Horváth wrote Judgment Day during the rise of the Nazis, and clearly intended it as indictment of moral cravenness in the weighing of guilt or innocence. The first (and best) scene takes place at a small-town train station run by the highly respected and diligent Thomas Hudetz (Luke Kirby). Hudetz moves robotically and cleanly, like he’s an extension of the levers he yanks to signal trains to slow down. Actors flatten themselves against the wall when trains roar by, loud whooshing and clattering accompanied by streaking lights. It’s all very German Expressionist. One day, the stationmaster is visited by Anna (Susannah Perkins), the flirty daughter of the local innkeeper and, while Hudetz’s miserable, estranged wife watches, Anna steals a kiss. In a moment of distraction, Hudetz allows the 405 express to zip by without warning it about the delayed passenger train ahead. Tragedy crashes down on their heads.

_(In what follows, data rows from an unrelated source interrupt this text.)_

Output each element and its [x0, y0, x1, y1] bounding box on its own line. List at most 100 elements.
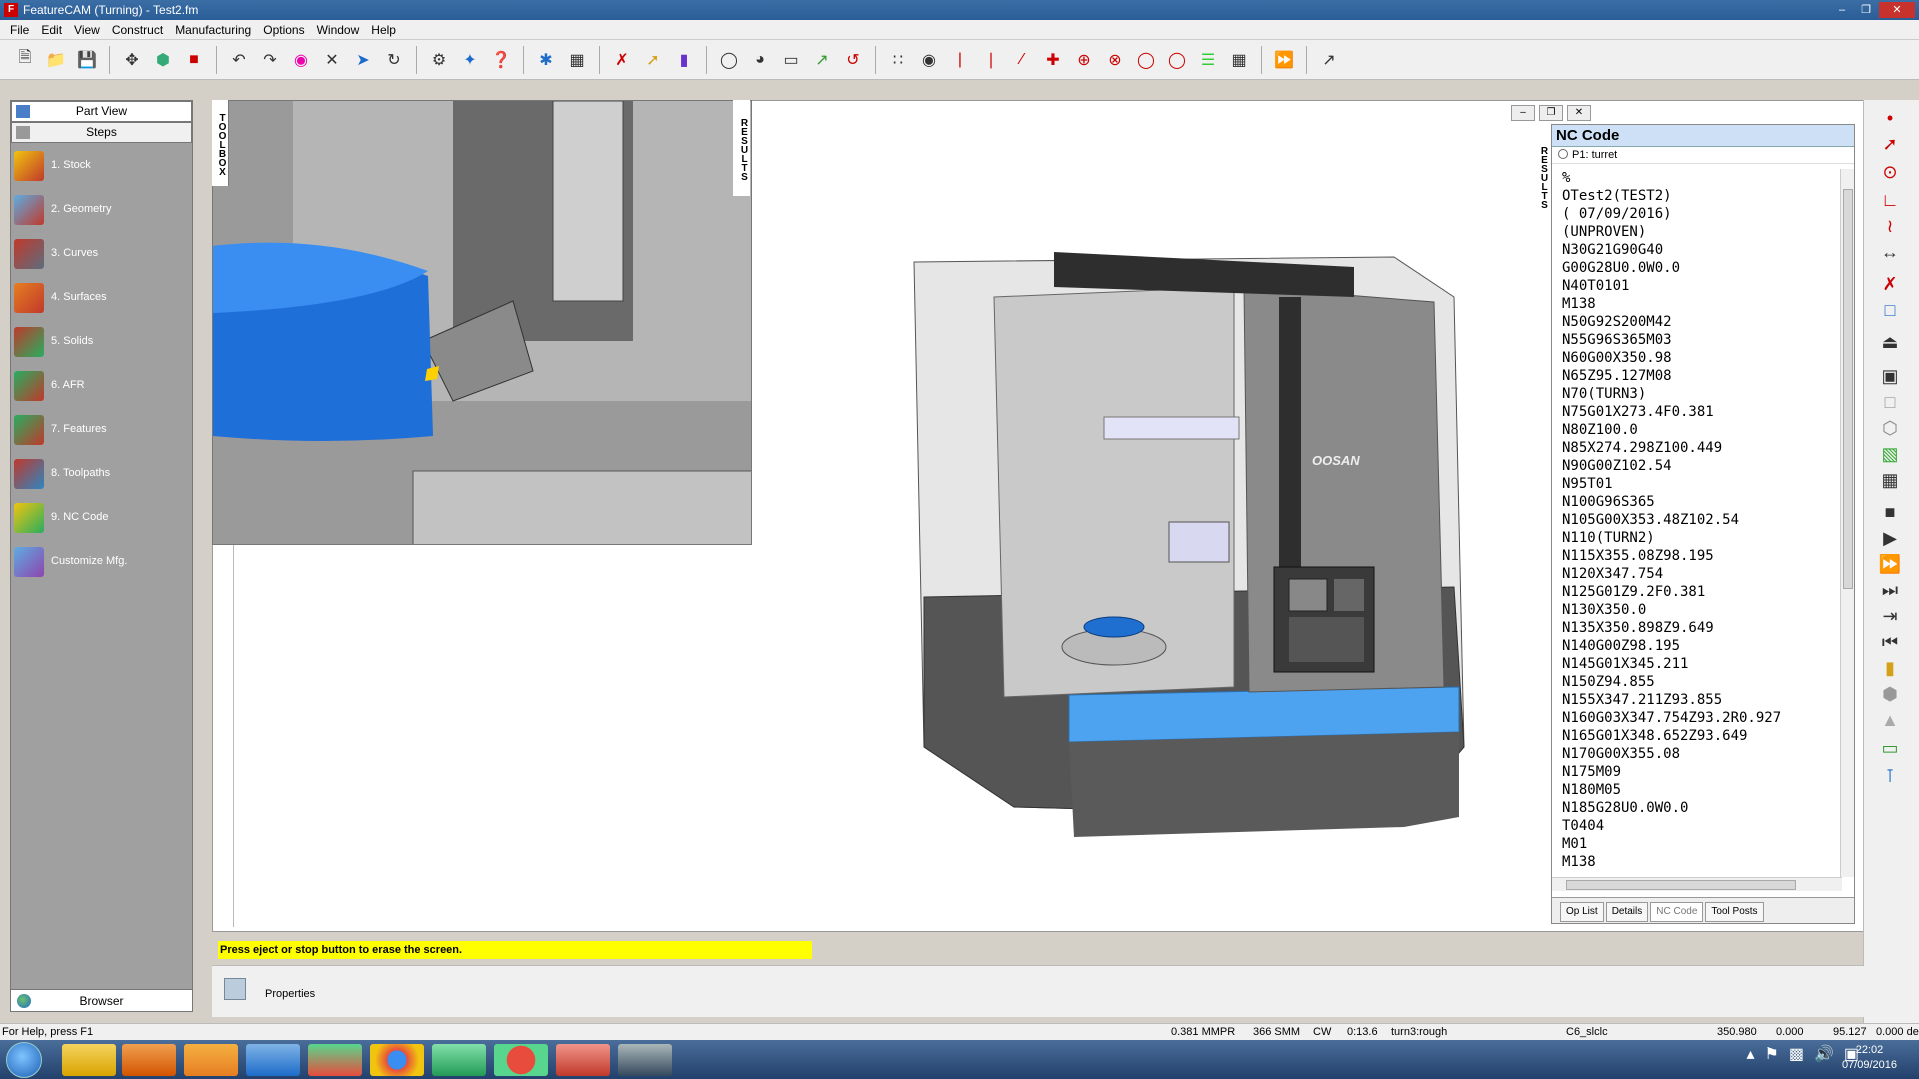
menu-manufacturing[interactable]: Manufacturing [175, 23, 251, 37]
sim-3d-icon[interactable]: ▦ [1878, 468, 1902, 492]
volume-icon[interactable]: 🔊 [1814, 1044, 1834, 1064]
nc-code-line[interactable]: N140G00Z98.195 [1562, 637, 1838, 655]
nc-code-line[interactable]: N80Z100.0 [1562, 421, 1838, 439]
nc-code-line[interactable]: N115X355.08Z98.195 [1562, 547, 1838, 565]
circle-center-icon[interactable]: ⊕ [1071, 47, 1097, 73]
line-vertical-icon[interactable]: | [947, 47, 973, 73]
explorer-icon[interactable] [62, 1044, 116, 1076]
nc-code-line[interactable]: M01 [1562, 835, 1838, 853]
nc-code-line[interactable]: N55G96S365M03 [1562, 331, 1838, 349]
snap-icon[interactable]: ✱ [533, 47, 559, 73]
pan-icon[interactable]: ✥ [119, 47, 145, 73]
open-folder-icon[interactable]: 📁 [43, 47, 69, 73]
viewport-minimize-button[interactable]: – [1511, 105, 1535, 121]
properties-label[interactable]: Properties [265, 988, 315, 1000]
menu-view[interactable]: View [74, 23, 100, 37]
viewport-close-button[interactable]: ✕ [1567, 105, 1591, 121]
step-features[interactable]: 7. Features [11, 407, 192, 451]
eraser-icon[interactable]: ▭ [778, 47, 804, 73]
network-icon[interactable]: ▩ [1789, 1044, 1804, 1064]
layers-icon[interactable]: ☰ [1195, 47, 1221, 73]
step-toolpath-icon[interactable]: ⇥ [1878, 604, 1902, 628]
view-top-icon[interactable]: ▣ [1878, 364, 1902, 388]
circle-tool-icon[interactable]: ⊙ [1878, 160, 1902, 184]
help-icon[interactable]: ❓ [488, 47, 514, 73]
nc-code-line[interactable]: % [1562, 169, 1838, 187]
wizard-icon[interactable]: ✦ [457, 47, 483, 73]
step-curves[interactable]: 3. Curves [11, 231, 192, 275]
nc-code-line[interactable]: N85X274.298Z100.449 [1562, 439, 1838, 457]
browser-tab[interactable]: Browser [11, 989, 192, 1011]
nc-code-line[interactable]: N90G00Z102.54 [1562, 457, 1838, 475]
transform-tool-icon[interactable]: □ [1878, 298, 1902, 322]
dimension-icon[interactable]: ↔ [1878, 240, 1902, 264]
play-icon[interactable]: ▶ [1878, 526, 1902, 550]
start-button[interactable] [6, 1042, 42, 1078]
step-customize-mfg[interactable]: Customize Mfg. [11, 539, 192, 583]
step-geometry[interactable]: 2. Geometry [11, 187, 192, 231]
minimize-button[interactable]: – [1831, 2, 1853, 18]
calculator-icon[interactable]: ▦ [1226, 47, 1252, 73]
arc-tool-icon[interactable]: ∟ [1878, 188, 1902, 212]
results-label-inset[interactable]: RESULTS [733, 100, 750, 196]
toolbox-label[interactable]: TOOLBOX [212, 100, 229, 186]
circle-tangent-icon[interactable]: ◯ [1164, 47, 1190, 73]
tab-nc-code[interactable]: NC Code [1650, 902, 1704, 922]
steps-tab[interactable]: Steps [11, 122, 192, 143]
chrome-icon[interactable] [370, 1044, 424, 1076]
nc-code-line[interactable]: N130X350.0 [1562, 601, 1838, 619]
step-stock[interactable]: 1. Stock [11, 143, 192, 187]
setup-icon[interactable]: ⚙ [426, 47, 452, 73]
simulate-icon[interactable]: ⏩ [1271, 47, 1297, 73]
grid-icon[interactable]: ▦ [564, 47, 590, 73]
redo-icon[interactable]: ↷ [257, 47, 283, 73]
system-clock[interactable]: 22:02 07/09/2016 [1842, 1043, 1897, 1073]
nc-code-line[interactable]: N50G92S200M42 [1562, 313, 1838, 331]
line-tool-icon[interactable]: ➚ [1878, 132, 1902, 156]
tray-arrow-icon[interactable]: ▴ [1746, 1044, 1754, 1064]
nc-code-line[interactable]: N170G00X355.08 [1562, 745, 1838, 763]
step-solids[interactable]: 5. Solids [11, 319, 192, 363]
nc-code-line[interactable]: N75G01X273.4F0.381 [1562, 403, 1838, 421]
crosshair-icon[interactable]: ✚ [1040, 47, 1066, 73]
line-angle-icon[interactable]: ∕ [1009, 47, 1035, 73]
menu-edit[interactable]: Edit [41, 23, 62, 37]
pointer-icon[interactable]: ↗ [1316, 47, 1342, 73]
shade-cube-icon[interactable]: ⬢ [1878, 682, 1902, 706]
point-grid-icon[interactable]: ∷ [885, 47, 911, 73]
nc-code-line[interactable]: N150Z94.855 [1562, 673, 1838, 691]
nc-vertical-scrollbar[interactable] [1840, 169, 1854, 877]
menu-options[interactable]: Options [263, 23, 304, 37]
menu-file[interactable]: File [10, 23, 29, 37]
toolbox-inset-view[interactable] [212, 100, 752, 545]
nc-code-line[interactable]: N160G03X347.754Z93.2R0.927 [1562, 709, 1838, 727]
measure-icon[interactable]: ◯ [716, 47, 742, 73]
fillet-icon[interactable]: ◕ [747, 47, 773, 73]
extend-icon[interactable]: ➚ [640, 47, 666, 73]
lasso-icon[interactable]: ↻ [381, 47, 407, 73]
nc-code-line[interactable]: (UNPROVEN) [1562, 223, 1838, 241]
close-button[interactable]: ✕ [1879, 2, 1915, 18]
view-iso-icon[interactable]: ⬡ [1878, 416, 1902, 440]
spreadsheet-icon[interactable] [432, 1044, 486, 1076]
undo-icon[interactable]: ↶ [226, 47, 252, 73]
part-icon[interactable]: ▮ [671, 47, 697, 73]
trim-icon[interactable]: ✗ [609, 47, 635, 73]
paint-app-icon[interactable] [308, 1044, 362, 1076]
eject-icon[interactable]: ⏏ [1878, 330, 1902, 354]
nc-code-line[interactable]: N155X347.211Z93.855 [1562, 691, 1838, 709]
nc-code-line[interactable]: N100G96S365 [1562, 493, 1838, 511]
nc-code-line[interactable]: N105G00X353.48Z102.54 [1562, 511, 1838, 529]
part-view-tab[interactable]: Part View [11, 101, 192, 122]
featurecam-taskbar-icon[interactable] [556, 1044, 610, 1076]
nc-code-line[interactable]: N60G00X350.98 [1562, 349, 1838, 367]
nc-code-line[interactable]: N70(TURN3) [1562, 385, 1838, 403]
nc-code-line[interactable]: N40T0101 [1562, 277, 1838, 295]
view-cube-icon[interactable]: ⬢ [150, 47, 176, 73]
nc-code-line[interactable]: N95T01 [1562, 475, 1838, 493]
fast-forward-icon[interactable]: ⏩ [1878, 552, 1902, 576]
nc-horizontal-scrollbar[interactable] [1552, 877, 1842, 891]
save-icon[interactable]: 💾 [74, 47, 100, 73]
properties-icon[interactable] [224, 978, 246, 1000]
media-player-icon[interactable] [122, 1044, 176, 1076]
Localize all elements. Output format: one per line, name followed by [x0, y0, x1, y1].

As crew members position set designer Paul Steinberg’s massive, rolling set pieces—two-story tall, plywood-covered architectural units that form a covered bridge and the large train station, Jones orchestrates the 16-member cast with kinetic grace. Villagers race to the scene of the accident, making long arcs across the Wade Thompson Drill Hall’s plentiful yards, dashing underneath the arch as it glides into place. The imagery is stark, monumental, and very German: black silhouettes of trees glisten on the periphery of the space, an alpine chorus to silently bear witness. Lighting designer Mimi Jordan Sherin’s chilly shadows and Daniel Kluger’s ghostly sound designs contribute to the overall morbid, tense atmosphere of repression and dread, where there’s hardly a fully dimensional or sympathetic figure (except perhaps for Henry Stram’s kindly but ineffectual chemist).
In the inquiry that follows the horrific crash that kills 18, Hudetz is accused by his wife, but cleared by Anna’s false testimony. A vindicated Hudetz returns to the village, his spotless record a comfort to the callow townsfolk. It’s the stationmaster’s bitter, shunned wife, she who accused him, who is now the pariah. As the story continues, Hudetz meets secretly with the guilt-ridden Anna, who loves him, and her mysterious death soon afterward is attributed to him. The fickleness of the crowd, epitomized by the superficially friendly but misanthropic gossip Frau Liemgruber (delectable Harriet Harris) turns Hudetz into a hunted, haunted wretch.
The cast is solid; Jones’s direction is clean and forceful; the design is impressive and engaging; and Horváth’s cautionary message comes through clearly in Shinn’s lean script. But Judgment Day is, finally, a small play in an oversize production that dilutes any ripple effect the fable might have in 2019. One could imagine it being just as effective at Classic Stage Company or the BAM Harvey without the pretentious gigantism that is the unfortunate byproduct of Armory presentations. If you sprechen sie Deutsch, you can watch a 1961 TV movie version on YouTube. I applaud producers dusting off neglected European and American classics. But a deluxe museum treatment (more embalming than revival) at a steep ticket price isn’t going to increase Horváth’s stock. Much as I respect his work, that train has left the station.